PC makers drawn to snazzy OLED screens as they look to replace LCDs
Lenovo, HP introduce hybrids with OLED screens, but there are cost concerns
It's a small victory for Windows PC makers over Apple in displays: they are ahead in putting vibrant OLED screens in computers.
OLED screens are brighter, thinner and consume less power than LCD technology, which dominates flat panels. OLED was introduced for the first time in PCs with HP's Spectre x360 and Lenovo's ThinkPad X1 Yoga hybrids, which are expected to be priced at a premium when the devices ship later this year.
The hybrids are primarily laptops, but become tablets after folding the attached keyboard. HP's Spectre x360 13.3-inch OLED model will be thinner and 50 grams lighter compared to the LCD counterpart, the company said. Similarly, Lenovo expects the ThinkPad X1 Yoga to be thinner and lighter, but couldn't provide specifications.
Dell also introduced the first OLED monitor for desktops, called UltraSharp 30 Ultra HD 4K. The 30-inch monitor will display 1.07 billion colors and have a contrast ratio of 400,000:1. But at US$4,999, the monitor is much more expensive than similar-size LCD 4K monitors, which are available for under $1,000.
Prices of the OLED monitors will ultimately fall as demand and production of displays increases, said Kirk Schell, vice president and general manager for commercial client products at Dell.
OLED is widely considered to be the successor to LCD technology, and is already in smartphones, tablets and TVs.
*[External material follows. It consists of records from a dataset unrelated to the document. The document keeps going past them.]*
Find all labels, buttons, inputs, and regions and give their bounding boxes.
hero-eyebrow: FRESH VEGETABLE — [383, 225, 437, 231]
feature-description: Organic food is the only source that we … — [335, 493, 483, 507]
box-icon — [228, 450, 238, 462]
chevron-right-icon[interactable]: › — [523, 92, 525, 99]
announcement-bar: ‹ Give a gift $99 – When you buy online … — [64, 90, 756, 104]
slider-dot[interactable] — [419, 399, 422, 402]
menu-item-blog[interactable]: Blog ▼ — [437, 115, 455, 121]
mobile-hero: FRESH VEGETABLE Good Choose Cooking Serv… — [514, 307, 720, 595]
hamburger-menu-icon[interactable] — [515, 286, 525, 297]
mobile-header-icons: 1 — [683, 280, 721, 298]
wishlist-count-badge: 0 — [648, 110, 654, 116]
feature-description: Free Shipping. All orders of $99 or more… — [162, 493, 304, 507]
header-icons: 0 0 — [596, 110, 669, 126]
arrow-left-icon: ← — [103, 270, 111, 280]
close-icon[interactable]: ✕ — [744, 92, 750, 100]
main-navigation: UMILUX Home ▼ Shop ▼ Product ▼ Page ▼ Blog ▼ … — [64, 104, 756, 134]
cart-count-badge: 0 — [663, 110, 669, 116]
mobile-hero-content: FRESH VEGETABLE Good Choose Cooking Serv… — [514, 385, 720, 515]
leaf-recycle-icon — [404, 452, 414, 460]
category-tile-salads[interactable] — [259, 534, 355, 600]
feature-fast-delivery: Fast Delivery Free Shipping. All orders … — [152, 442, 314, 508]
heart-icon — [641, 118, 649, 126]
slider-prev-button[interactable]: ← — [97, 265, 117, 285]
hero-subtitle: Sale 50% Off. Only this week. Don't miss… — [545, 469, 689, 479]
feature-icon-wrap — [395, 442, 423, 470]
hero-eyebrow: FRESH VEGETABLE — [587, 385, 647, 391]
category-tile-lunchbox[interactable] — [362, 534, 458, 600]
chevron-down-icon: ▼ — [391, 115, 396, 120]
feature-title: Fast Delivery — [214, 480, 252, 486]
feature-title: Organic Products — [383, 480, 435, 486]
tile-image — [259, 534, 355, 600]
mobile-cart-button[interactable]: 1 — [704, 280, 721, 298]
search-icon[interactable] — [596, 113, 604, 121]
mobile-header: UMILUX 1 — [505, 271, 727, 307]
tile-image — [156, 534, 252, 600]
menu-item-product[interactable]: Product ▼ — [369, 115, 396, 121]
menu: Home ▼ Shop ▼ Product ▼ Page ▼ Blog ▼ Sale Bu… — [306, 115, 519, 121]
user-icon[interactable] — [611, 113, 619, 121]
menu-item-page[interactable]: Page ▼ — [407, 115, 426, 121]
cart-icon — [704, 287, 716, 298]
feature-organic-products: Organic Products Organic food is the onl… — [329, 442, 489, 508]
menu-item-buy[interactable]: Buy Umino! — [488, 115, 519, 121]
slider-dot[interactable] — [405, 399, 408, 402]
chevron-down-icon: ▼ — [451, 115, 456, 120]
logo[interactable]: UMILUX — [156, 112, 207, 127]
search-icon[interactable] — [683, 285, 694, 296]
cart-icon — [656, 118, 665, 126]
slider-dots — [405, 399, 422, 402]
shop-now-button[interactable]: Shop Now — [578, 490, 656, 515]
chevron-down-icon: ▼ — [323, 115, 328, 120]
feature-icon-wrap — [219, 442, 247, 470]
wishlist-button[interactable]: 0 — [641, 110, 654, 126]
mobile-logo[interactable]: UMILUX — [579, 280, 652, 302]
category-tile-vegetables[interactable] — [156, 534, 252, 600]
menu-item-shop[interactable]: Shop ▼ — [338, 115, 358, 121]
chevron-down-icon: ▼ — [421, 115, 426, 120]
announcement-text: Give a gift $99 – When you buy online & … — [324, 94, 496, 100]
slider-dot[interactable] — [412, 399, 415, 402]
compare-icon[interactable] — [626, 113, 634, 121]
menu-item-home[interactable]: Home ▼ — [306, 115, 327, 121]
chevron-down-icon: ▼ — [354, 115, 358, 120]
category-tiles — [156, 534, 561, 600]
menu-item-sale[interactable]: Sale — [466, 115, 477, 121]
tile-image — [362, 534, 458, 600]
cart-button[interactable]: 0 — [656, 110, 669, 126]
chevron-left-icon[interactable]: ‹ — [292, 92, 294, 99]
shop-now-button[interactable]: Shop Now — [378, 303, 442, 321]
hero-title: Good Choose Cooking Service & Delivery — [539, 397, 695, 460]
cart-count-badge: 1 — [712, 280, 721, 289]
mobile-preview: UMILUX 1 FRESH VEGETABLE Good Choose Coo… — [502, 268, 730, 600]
But the cost of putting OLED panels in PCs is two times higher than LCD panels, which has held back wider implementation, said David Hsieh, director of display research at IHS.
There are no lighting back-panels in OLED, which makes it thinner and more power efficient than LCDs. In OLED, a thinner layer of organic material lights up when current passes through it, which helps save power.
Beyond cost, there is also some debate on whether OLED is needed in laptops right now.
An OLED may be worth it when watching a movie or playing a game but not when surfing the Web, Hsieh said. The background being displayed is often whiter when users surf the Web, and the OLED draws more power as shows brighter colors and images. The power consumption goes down with other, less-bright colors, which is when the benefits of OLED really kick in.
Nevertheless, several PC makers are showing interest in OLED as a way to differentiate products in a flattening PC market, Hsieh said.
HP wanted to shake up its product line by adding an OLED model, and the upcoming Spectre X360 is a preview of future screen technology in laptops, said Mike Nash, vice president of product portfolio at HP
OLED has its advantages, but Nash acknowledged that LCD won't go away for many years. If OLED doesn't take off right away, HP may wait for the technology to become viable before putting it in more laptops and hybrids, Nash said.